嫉妬心
その夜、病室で天井を見つめながら、ひとり考え込んでいた。
……子供、だったのか。
しかもやつは、よりによって彼女に心を開かれてる。
それもただの好意じゃない。
おれの面影を投影されて、心の拠り所にされてるんだから、性質が悪い。
彼女は、命を狙われてるなんてみじんも思ってないだろう。
そもそも、あんな子供がどうやってひとを殺すっていうんだ。
体格的にはまだ彼女にも勝てないだろ。
ちっこくて、腕も足も細くて、風が吹いたらよろけそうな体型。
でも、中身は完全にあいつ。
あの異常な思考回路が、子供の脳みそにインストールされてる。
あいつは何かを企んでいて、
おれは、それを止めなくちゃいけない。
だけど、自分が犯罪者になるわけにはいかない。
それに、やつは今の彼女にとっては唯一の救い。
そんな存在を、おれがこの手で奪ってもいいのか……
冷静になればなるほど、思考がマイナスになっていく。
あいつを殺さないなら、なんのために戻ってきた?
彼女に、おれの最期でも見届けてもらうためか?
わからない。
なにが正しいのか、どうするのが正解なのか。
結局、深くため息をひとつ吐くことしかできなかった。
もし、あいつとおれの立場が逆だったら……
そんなくだらない妄想をして、やつを羨ましがっている自分がいた。
そのときだった。
「それはもう、仕方ないことね」
唐突に、そんな言葉と共に看護師が病室へ入ってきた。
もちろん、中身はすぐに分かった。
「……知ってたんだよな?」
ベッドから体を起こしながら問いかけると、
ジョーカーは涼しい顔で頷いた。
「ええ、当然ですわ」
「お前が、やつを彼女に会わせたのか?」
「いえいえ、人聞きの悪い。
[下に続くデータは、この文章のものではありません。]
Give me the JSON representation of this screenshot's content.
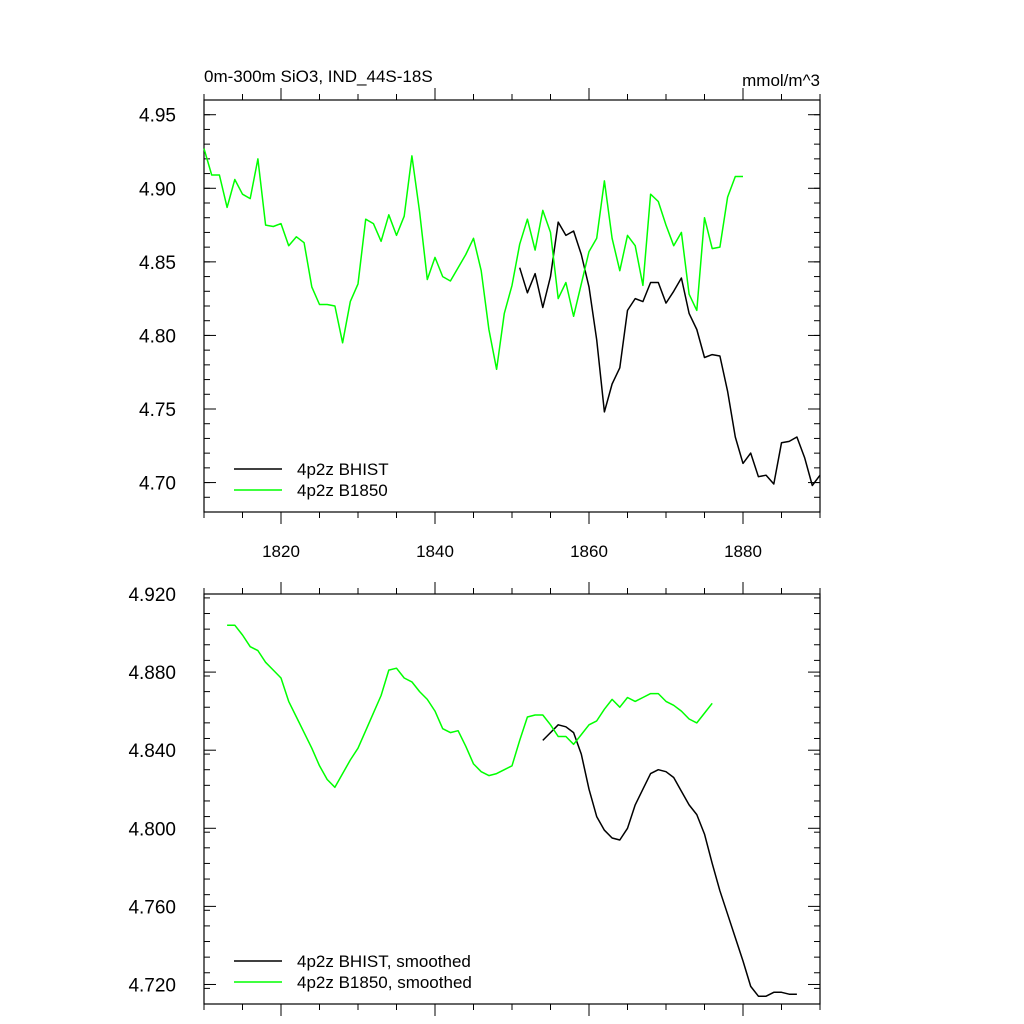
{
  "chart_data": [
    {
      "type": "line",
      "title": "0m-300m SiO3, IND_44S-18S",
      "units": "mmol/m^3",
      "xlim": [
        1810,
        1890
      ],
      "ylim": [
        4.68,
        4.96
      ],
      "x_major_ticks": [
        1820,
        1840,
        1860,
        1880
      ],
      "x_tick_labels": [
        "1820",
        "1840",
        "1860",
        "1880"
      ],
      "x_minor_step": 5,
      "y_major_ticks": [
        4.7,
        4.75,
        4.8,
        4.85,
        4.9,
        4.95
      ],
      "y_tick_labels": [
        "4.70",
        "4.75",
        "4.80",
        "4.85",
        "4.90",
        "4.95"
      ],
      "y_minor_step": 0.01,
      "legend": [
        "4p2z BHIST",
        "4p2z B1850"
      ],
      "series": [
        {
          "name": "4p2z BHIST",
          "color": "#000000",
          "x": [
            1851,
            1852,
            1853,
            1854,
            1855,
            1856,
            1857,
            1858,
            1859,
            1860,
            1861,
            1862,
            1863,
            1864,
            1865,
            1866,
            1867,
            1868,
            1869,
            1870,
            1871,
            1872,
            1873,
            1874,
            1875,
            1876,
            1877,
            1878,
            1879,
            1880,
            1881,
            1882,
            1883,
            1884,
            1885,
            1886,
            1887,
            1888,
            1889,
            1890
          ],
          "y": [
            4.846,
            4.829,
            4.842,
            4.819,
            4.84,
            4.877,
            4.868,
            4.871,
            4.855,
            4.833,
            4.797,
            4.748,
            4.767,
            4.778,
            4.817,
            4.825,
            4.823,
            4.836,
            4.836,
            4.822,
            4.83,
            4.839,
            4.815,
            4.804,
            4.785,
            4.787,
            4.786,
            4.762,
            4.731,
            4.713,
            4.72,
            4.704,
            4.705,
            4.699,
            4.727,
            4.728,
            4.731,
            4.717,
            4.698,
            4.705
          ]
        },
        {
          "name": "4p2z B1850",
          "color": "#00ff00",
          "x": [
            1810,
            1811,
            1812,
            1813,
            1814,
            1815,
            1816,
            1817,
            1818,
            1819,
            1820,
            1821,
            1822,
            1823,
            1824,
            1825,
            1826,
            1827,
            1828,
            1829,
            1830,
            1831,
            1832,
            1833,
            1834,
            1835,
            1836,
            1837,
            1838,
            1839,
            1840,
            1841,
            1842,
            1843,
            1844,
            1845,
            1846,
            1847,
            1848,
            1849,
            1850,
            1851,
            1852,
            1853,
            1854,
            1855,
            1856,
            1857,
            1858,
            1859,
            1860,
            1861,
            1862,
            1863,
            1864,
            1865,
            1866,
            1867,
            1868,
            1869,
            1870,
            1871,
            1872,
            1873,
            1874,
            1875,
            1876,
            1877,
            1878,
            1879,
            1880
          ],
          "y": [
            4.927,
            4.909,
            4.909,
            4.887,
            4.906,
            4.896,
            4.893,
            4.92,
            4.875,
            4.874,
            4.876,
            4.861,
            4.867,
            4.863,
            4.833,
            4.821,
            4.821,
            4.82,
            4.795,
            4.823,
            4.835,
            4.879,
            4.876,
            4.864,
            4.882,
            4.868,
            4.881,
            4.922,
            4.884,
            4.838,
            4.853,
            4.84,
            4.837,
            4.846,
            4.855,
            4.866,
            4.844,
            4.804,
            4.777,
            4.815,
            4.834,
            4.862,
            4.879,
            4.858,
            4.885,
            4.87,
            4.825,
            4.836,
            4.813,
            4.835,
            4.857,
            4.866,
            4.905,
            4.866,
            4.844,
            4.868,
            4.861,
            4.834,
            4.896,
            4.891,
            4.875,
            4.861,
            4.87,
            4.828,
            4.817,
            4.88,
            4.859,
            4.86,
            4.894,
            4.908,
            4.908
          ]
        }
      ]
    },
    {
      "type": "line",
      "title": "",
      "xlim": [
        1810,
        1890
      ],
      "ylim": [
        4.71,
        4.92
      ],
      "x_major_ticks": [
        1820,
        1840,
        1860,
        1880
      ],
      "x_minor_step": 5,
      "y_major_ticks": [
        4.72,
        4.76,
        4.8,
        4.84,
        4.88,
        4.92
      ],
      "y_tick_labels": [
        "4.720",
        "4.760",
        "4.800",
        "4.840",
        "4.880",
        "4.920"
      ],
      "y_minor_step": 0.008,
      "legend": [
        "4p2z BHIST, smoothed",
        "4p2z B1850, smoothed"
      ],
      "series": [
        {
          "name": "4p2z BHIST, smoothed",
          "color": "#000000",
          "x": [
            1854,
            1855,
            1856,
            1857,
            1858,
            1859,
            1860,
            1861,
            1862,
            1863,
            1864,
            1865,
            1866,
            1867,
            1868,
            1869,
            1870,
            1871,
            1872,
            1873,
            1874,
            1875,
            1876,
            1877,
            1878,
            1879,
            1880,
            1881,
            1882,
            1883,
            1884,
            1885,
            1886,
            1887
          ],
          "y": [
            4.845,
            4.849,
            4.853,
            4.852,
            4.849,
            4.838,
            4.82,
            4.806,
            4.799,
            4.795,
            4.794,
            4.8,
            4.812,
            4.82,
            4.828,
            4.83,
            4.829,
            4.826,
            4.819,
            4.812,
            4.807,
            4.797,
            4.782,
            4.768,
            4.756,
            4.744,
            4.732,
            4.719,
            4.714,
            4.714,
            4.716,
            4.716,
            4.715,
            4.715
          ]
        },
        {
          "name": "4p2z B1850, smoothed",
          "color": "#00ff00",
          "x": [
            1813,
            1814,
            1815,
            1816,
            1817,
            1818,
            1819,
            1820,
            1821,
            1822,
            1823,
            1824,
            1825,
            1826,
            1827,
            1828,
            1829,
            1830,
            1831,
            1832,
            1833,
            1834,
            1835,
            1836,
            1837,
            1838,
            1839,
            1840,
            1841,
            1842,
            1843,
            1844,
            1845,
            1846,
            1847,
            1848,
            1849,
            1850,
            1851,
            1852,
            1853,
            1854,
            1855,
            1856,
            1857,
            1858,
            1859,
            1860,
            1861,
            1862,
            1863,
            1864,
            1865,
            1866,
            1867,
            1868,
            1869,
            1870,
            1871,
            1872,
            1873,
            1874,
            1875,
            1876
          ],
          "y": [
            4.904,
            4.904,
            4.899,
            4.893,
            4.891,
            4.885,
            4.881,
            4.877,
            4.865,
            4.857,
            4.849,
            4.841,
            4.832,
            4.825,
            4.821,
            4.828,
            4.835,
            4.841,
            4.85,
            4.859,
            4.868,
            4.881,
            4.882,
            4.877,
            4.875,
            4.87,
            4.866,
            4.86,
            4.851,
            4.849,
            4.85,
            4.842,
            4.833,
            4.829,
            4.827,
            4.828,
            4.83,
            4.832,
            4.845,
            4.857,
            4.858,
            4.858,
            4.853,
            4.847,
            4.847,
            4.843,
            4.848,
            4.853,
            4.855,
            4.861,
            4.866,
            4.862,
            4.867,
            4.865,
            4.867,
            4.869,
            4.869,
            4.865,
            4.863,
            4.86,
            4.856,
            4.854,
            4.859,
            4.864
          ]
        }
      ]
    }
  ]
}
私がわざわざ、そんな手間をかける理由がどこにありますの? あくまで偶然。運命ってやつですわ」
相変わらず、どこまでが本当か分からない反応だが、
部下のミスとは言え、ジョーカーもやつを捕まえたいはず。
だとしたら、彼女に近づけたメリットは何がある?
考えられるのは、そうすることで二人を同時に監視できる。
彼女を囮として使ってるとも言えるが、それは決して間違いじゃない。
少なくとも、いま、おれがこうやって動かないうちは……
「ああ、そうだな」
おれには、そう応えるしかできなかった。
「まぁまぁ、素直でよろしい。でも、子供に嫉妬するのは、ちょっと大人げないですわよ?」
「からかうな。そんなわけないだろ」
そう言いながらも、心のどこかで引っかかってる自分がいるのが分かる。
彼女の、あの笑顔。あの子に向けられた、柔らかくて、どこか安心した顔。
やはり、嫉妬心なのか……
死んだいまさら羨ましいなんて、ないはずだったんだけどな。